Nouveau départ de la mission

On se souvient que les Pères Blancs avaient quitté Mponda en juin 1891. Le 19 juillet suivant, la caravane campait à Mambwe. Les pères y firent l’acquisition d’une demeure assez vaste et décidèrent de s’y installer provisoirement. Le supérieur, le père Lechaptois, continua seul le voyage jusqu’à Karema sur le Tanganyika.

Le 25 août, après plus d’un mois de pérégrinations, celui-ci revenait à Mambwe, ramenant avec lui, trois jeunes ménages chrétiens et cinq orphelins pour former le noyau de la nouvelle mission. On décida alors de rester à Mambwe.

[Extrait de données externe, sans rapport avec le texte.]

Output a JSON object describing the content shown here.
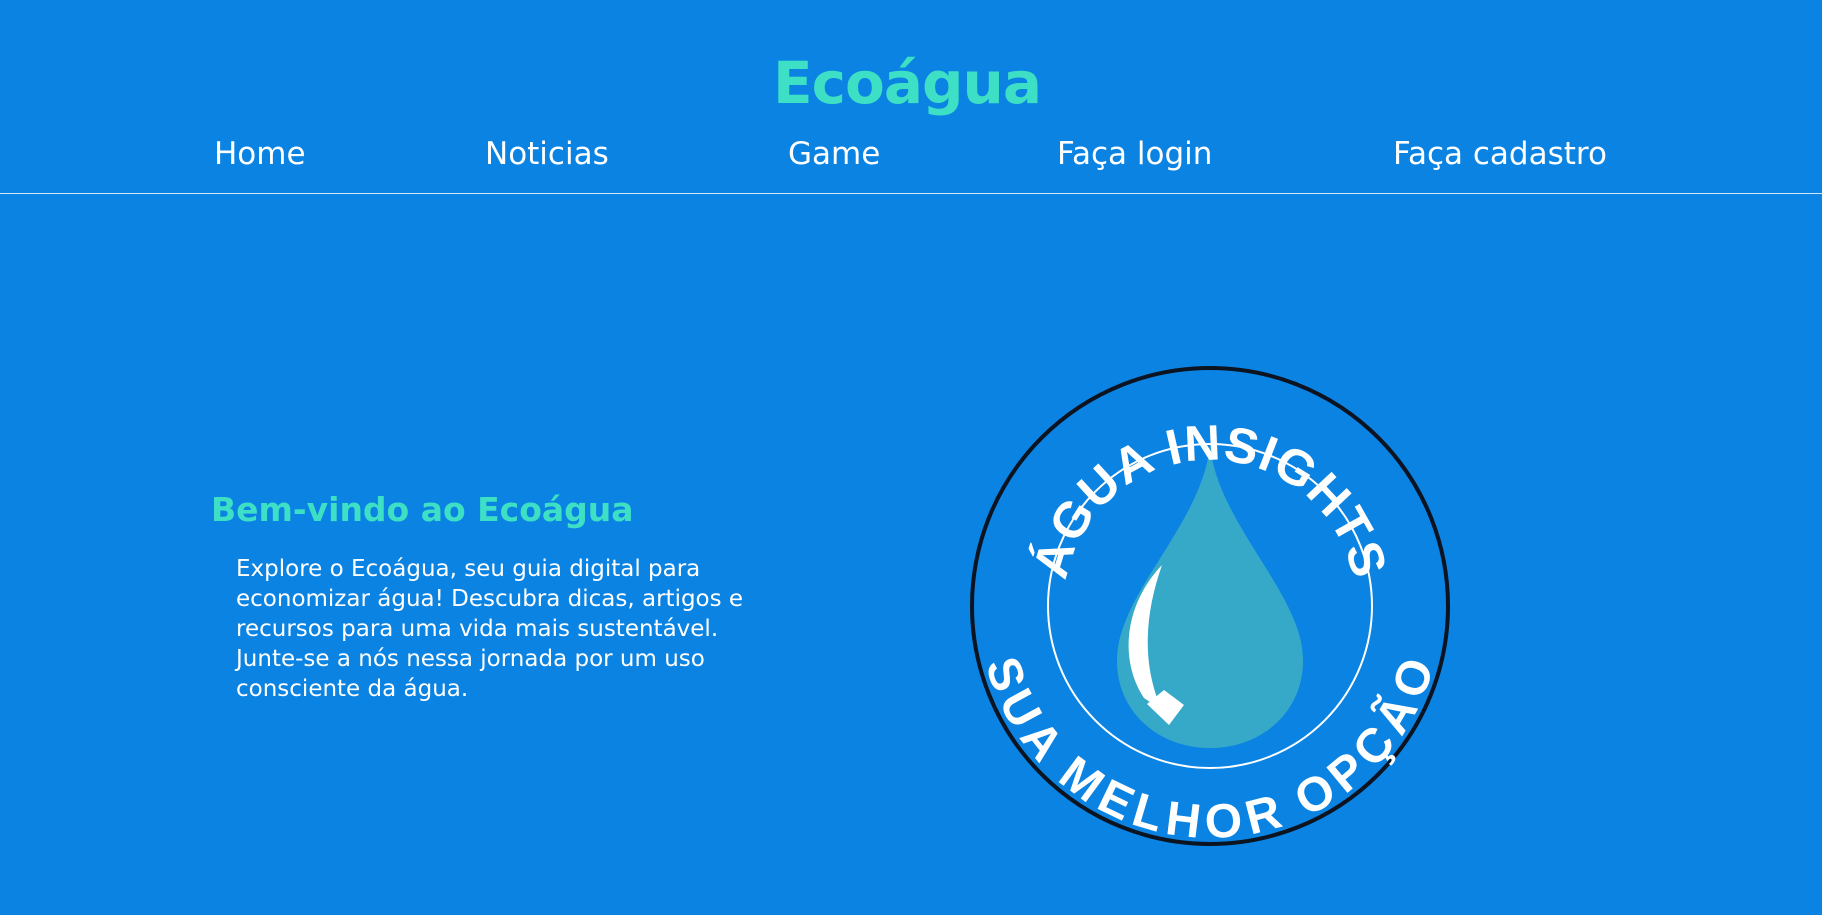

Si le pays, où les missionnaires venaient de se fixer, n’était peuplé que très faiblement, sa position géographique, au contraire, semblait intéressante. Elle permettait de joindre facilement aussi bien les pères du Haut-Congo que ceux du Tanganyika. Le poste se trouvait, en plus, à la limite septentrionale du territoire des Bemba. Cette proximité et les occasions nombreuses qu’on avait ainsi d’entamer des relations avec ce peuple dynamique, firent de Mambwe un poste idéal, en vue de redescendre vers le sud.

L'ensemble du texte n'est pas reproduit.